Theorem 1 Let ${\alpha: [0, 1]\rightarrow M}$ be a continuous curve, then there exists ${\epsilon>0}$ (depending on ${\alpha}$) such that if ${\beta:[0, 1]\rightarrow M}$ is another continuous curve with the same endpoints, satisfying

$\displaystyle \max_{t\in[0,1]}d(\alpha(t), \beta(t))<\epsilon. \ \ \ \ \ (1)$

Then ${\alpha}$ and ${\beta}$ are homotopic relative to their endpoints. i.e. there exists continuous ${\sigma=\sigma(s, t): [0, 1]\times [0,1]\rightarrow M}$ such that ${\sigma(0, t)=\alpha(t)}$, ${\sigma(1, t)=\beta(t)}$, ${\sigma(s, 0)=\alpha(0)=\beta(0)}$ for all ${s}$ and ${\sigma(s, 1)=\alpha(1)=\beta(1)}$ for all ${s}$.

Remark 1 In the lecture, it was said that ${\epsilon}$ can be chosen to be half of the injectivity radius of $M$ (if it is positive). I am not able to show this, and my ${\epsilon}$ cannot be explicitly written down (due to inverse function theorem argument, see below).

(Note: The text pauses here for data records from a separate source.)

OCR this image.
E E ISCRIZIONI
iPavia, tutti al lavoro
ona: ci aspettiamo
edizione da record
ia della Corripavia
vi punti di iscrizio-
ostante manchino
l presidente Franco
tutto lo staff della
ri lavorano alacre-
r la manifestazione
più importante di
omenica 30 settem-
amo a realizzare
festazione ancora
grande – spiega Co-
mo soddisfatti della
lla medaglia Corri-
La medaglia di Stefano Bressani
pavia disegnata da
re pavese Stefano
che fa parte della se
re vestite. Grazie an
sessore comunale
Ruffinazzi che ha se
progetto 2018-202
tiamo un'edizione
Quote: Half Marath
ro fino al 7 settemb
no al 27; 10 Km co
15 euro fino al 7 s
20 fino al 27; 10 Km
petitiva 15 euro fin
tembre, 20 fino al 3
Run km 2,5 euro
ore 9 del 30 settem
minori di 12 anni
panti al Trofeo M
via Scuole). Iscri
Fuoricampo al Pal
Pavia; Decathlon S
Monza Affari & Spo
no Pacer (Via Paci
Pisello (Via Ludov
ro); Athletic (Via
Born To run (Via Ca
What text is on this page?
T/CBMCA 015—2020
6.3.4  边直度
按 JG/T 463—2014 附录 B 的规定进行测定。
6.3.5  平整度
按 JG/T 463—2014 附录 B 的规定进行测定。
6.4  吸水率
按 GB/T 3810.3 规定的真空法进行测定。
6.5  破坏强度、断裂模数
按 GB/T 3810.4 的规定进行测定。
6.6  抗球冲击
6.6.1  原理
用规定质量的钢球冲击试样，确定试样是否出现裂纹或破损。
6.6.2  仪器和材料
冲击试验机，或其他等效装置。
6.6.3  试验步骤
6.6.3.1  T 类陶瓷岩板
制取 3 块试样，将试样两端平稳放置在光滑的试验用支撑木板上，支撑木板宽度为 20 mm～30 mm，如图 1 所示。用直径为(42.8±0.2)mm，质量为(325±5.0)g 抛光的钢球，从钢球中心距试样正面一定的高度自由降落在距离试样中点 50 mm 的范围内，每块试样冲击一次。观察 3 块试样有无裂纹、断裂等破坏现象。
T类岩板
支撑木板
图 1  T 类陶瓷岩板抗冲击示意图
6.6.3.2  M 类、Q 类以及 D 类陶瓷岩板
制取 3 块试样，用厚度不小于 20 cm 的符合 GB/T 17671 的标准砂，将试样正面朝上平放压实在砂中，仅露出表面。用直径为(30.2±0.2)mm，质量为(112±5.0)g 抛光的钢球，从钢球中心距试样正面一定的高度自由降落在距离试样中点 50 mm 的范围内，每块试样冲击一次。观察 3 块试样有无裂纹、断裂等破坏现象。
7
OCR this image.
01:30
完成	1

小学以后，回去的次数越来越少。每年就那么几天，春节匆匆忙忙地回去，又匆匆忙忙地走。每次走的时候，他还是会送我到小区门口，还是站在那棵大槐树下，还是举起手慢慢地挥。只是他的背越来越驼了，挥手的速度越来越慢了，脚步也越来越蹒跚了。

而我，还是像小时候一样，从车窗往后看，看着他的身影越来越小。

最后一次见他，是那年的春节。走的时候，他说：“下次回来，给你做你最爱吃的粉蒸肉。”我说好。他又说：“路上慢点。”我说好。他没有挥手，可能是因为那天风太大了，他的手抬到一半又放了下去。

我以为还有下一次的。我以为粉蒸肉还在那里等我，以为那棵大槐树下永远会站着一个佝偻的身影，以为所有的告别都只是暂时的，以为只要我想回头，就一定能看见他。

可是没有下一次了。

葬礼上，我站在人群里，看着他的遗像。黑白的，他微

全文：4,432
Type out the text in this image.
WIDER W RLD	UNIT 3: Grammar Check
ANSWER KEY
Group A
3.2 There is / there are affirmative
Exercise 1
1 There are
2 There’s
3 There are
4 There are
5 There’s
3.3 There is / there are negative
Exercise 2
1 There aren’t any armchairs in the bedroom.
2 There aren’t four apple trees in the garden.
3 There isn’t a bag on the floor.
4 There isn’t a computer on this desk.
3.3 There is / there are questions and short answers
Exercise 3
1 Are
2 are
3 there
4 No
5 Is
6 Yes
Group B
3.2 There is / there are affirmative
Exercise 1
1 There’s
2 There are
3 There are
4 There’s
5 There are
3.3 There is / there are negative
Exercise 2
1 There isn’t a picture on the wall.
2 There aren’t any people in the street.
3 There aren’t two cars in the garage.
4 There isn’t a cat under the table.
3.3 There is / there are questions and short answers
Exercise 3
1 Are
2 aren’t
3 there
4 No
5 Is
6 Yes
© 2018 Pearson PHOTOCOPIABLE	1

Proof: Let us define the map ${E: U\subset T(M)\rightarrow M\times M}$ by ${E(p, v)=(p, \exp_p(v))}$, where ${U}$ is an open set (which can be chosen to be maximal) containing the zero section ${0}$ of ${T(M)}$ such that the exponential map is well-defined. Then by inverse function theorem, ${E}$ is a diffeomorphism in an open set ${U'}$ of ${U}$, containing ${0}$. This is because ${E}$ is ${C^1}$ and the differential of ${E}$ at a “point” ${(p, 0)\in T(M)}$ is ${\begin{pmatrix} I &I\\ 0 &I \end{pmatrix}}$ which is invertible. (I’ve omitted some details. )

Let ${V=E(U')}$ which is an open set in ${M\times M}$, containing the diagonal ${\{(p, p)\in M\times M: p\in M\}}$. Let ${\epsilon}$ be so small that if ${\beta}$ satisfies (1) then ${(\alpha(t), \beta(t))\subset V}$ and by shrinking ${\epsilon}$ further, that ${\beta(t)}$ lies in the convex normal neighborhood of ${\alpha(t)}$ for all ${t}$ (i.e. every two points in this neighborhood can be joined by a unique minimal geodesic which is contained in this neighborhood). Then for all fixed ${t}$, there is a unique minimal geodesic ${\sigma_t=\sigma_t(s): [0, 1]\rightarrow M}$ such that ${\sigma_t(0)=\alpha(t), \sigma_t(1)=\beta(t)}$. Now we define ${\sigma(s, t)=\sigma_t(s)}$. Note that we then have ${\sigma(0, t)=\alpha(t)}$, ${\sigma(1, t)=\beta(t)}$, ${\sigma(s, 0)=\alpha(0)=\beta(0)}$ for all ${s}$ and ${\sigma(s, 1)=\alpha(1)=\beta(1)}$ for all ${s}$.

It remains to show that ${\sigma}$ is continuous (on the square ${[0,1]\times [0, 1]}$). By our construction, the inverse of ${E|_{U'}}$ (which for convenience still denote by ${E}$) exists on ${V}$. So let ${(\alpha(t), V(t))=E^{-1}(\alpha(t), \beta(t))}$, where ${V(t)\in T_{\alpha(t)}(M)}$, ${V(t)}$ will be continuous. It is then easy to see that

$\displaystyle \sigma(s, t)=\exp_{\alpha (t)}(s V(t))$

which is continuous. $\Box$